- Directed by: Andrei Konchalovsky
- Written by: Andrei Konchalovsky Dunya Smirnova
- Starring: Julia Vysotskaya; Juris Lauciņš; Efim Shifrin;
- Cinematography: Maria Solovyova
- Music by: Eduard Artemyev
- Production company: Andrei Konchalovsky Production Center
- Release date: August 23, 2007;
- Running time: 118 minutes
- Country: Russia
- Language: Russian
- Budget: $3 million
- Box office: $4 610 378

= Gloss (film) =

Gloss (Глянец) is a 2007 Russian satirical melodrama directed by Andrei Konchalovsky. The picture opened the 2007 Kinotavr film festival, and was part of the competition program.

==Plot==
Galya, a young worker in a provincial factory, dreams of becoming a successful model.
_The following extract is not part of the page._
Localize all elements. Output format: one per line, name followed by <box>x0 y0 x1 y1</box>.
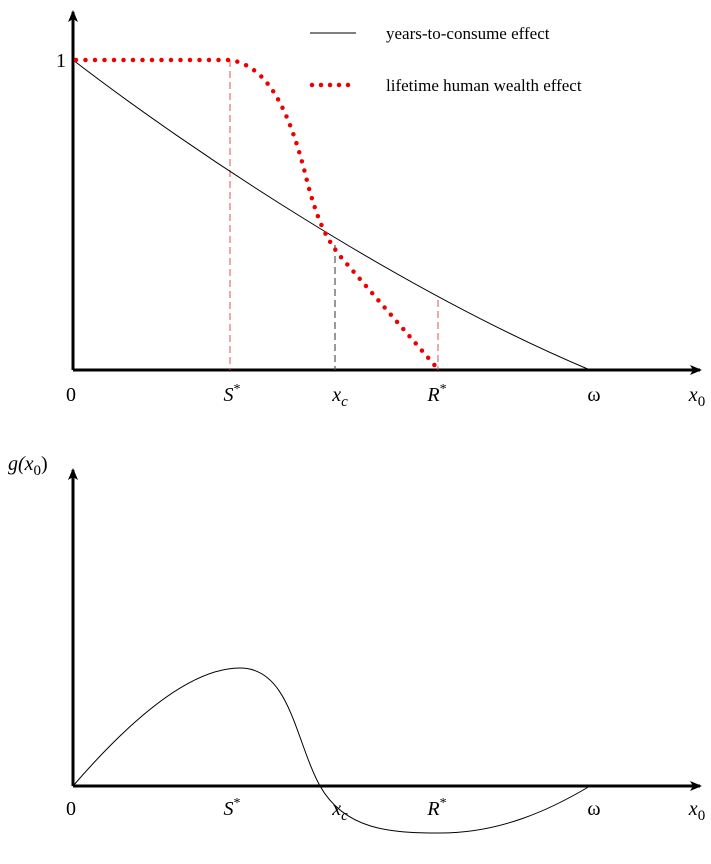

One day she leaves her alcoholic parents together with her violent boyfriend and goes to Moscow. She ends up getting hired by a great couturier as a seamstress. During one of their shows, she walks the runway as a model, which causes her to be fired on the spot. Then, seemingly by chance, she becomes the assistant of the owner of a highly exclusive matchmaking agency, which arranges marriages for rich men with the most beautiful models in Moscow. Galya, who only thinks of a career, advances in this world of luxury and money and will do everything to achieve her goals.

==Cast==
- Julia Vysotskaya — Galya Sokolova
- Juris Lauciņš — Fedor, father of Galya
- Efim Shifrin — Mark Schiffer, fashion designer
- Aleksei Serebryakov — Stasis
- Gennady Smirnov — Petya, the owner of the model agency
- Irina Rozanova — Marina Yurievna, editor of the glossy magazine
- Aleksandr Domogarov — Misha Klimenko
- Olga Arntgolts — Nastya
- Tatyana Arntgolts — Oksana
- Olga Miloyanina — Jeanne
- Alexei Grishin — director
- Artemy Troitsky — thief in the law
- Alexey Kolgan — Volodya
- Fyodor Bondarchuk
- Gosha Kutsenko
- Alexander Ilyin — Mikula
- Sergei Makovetsky
- Andrey Noskov — Gleb
- Yola Sanko — Galya's mother
- Nikolai Fomenko
- Elena Drobysheva
- Yana Poplavskaya
- Ilya Isaev — Viteok
- Elena Perova
- Oleg Komarov
- Vladimir Shiryaev
- Elmira Tuyusheva — Ingeborge
- Yuliya Snigir — model
- Galina Stakhanova — old weaver

==Production==
The film was shot in Montenegro, Moscow and Rostov.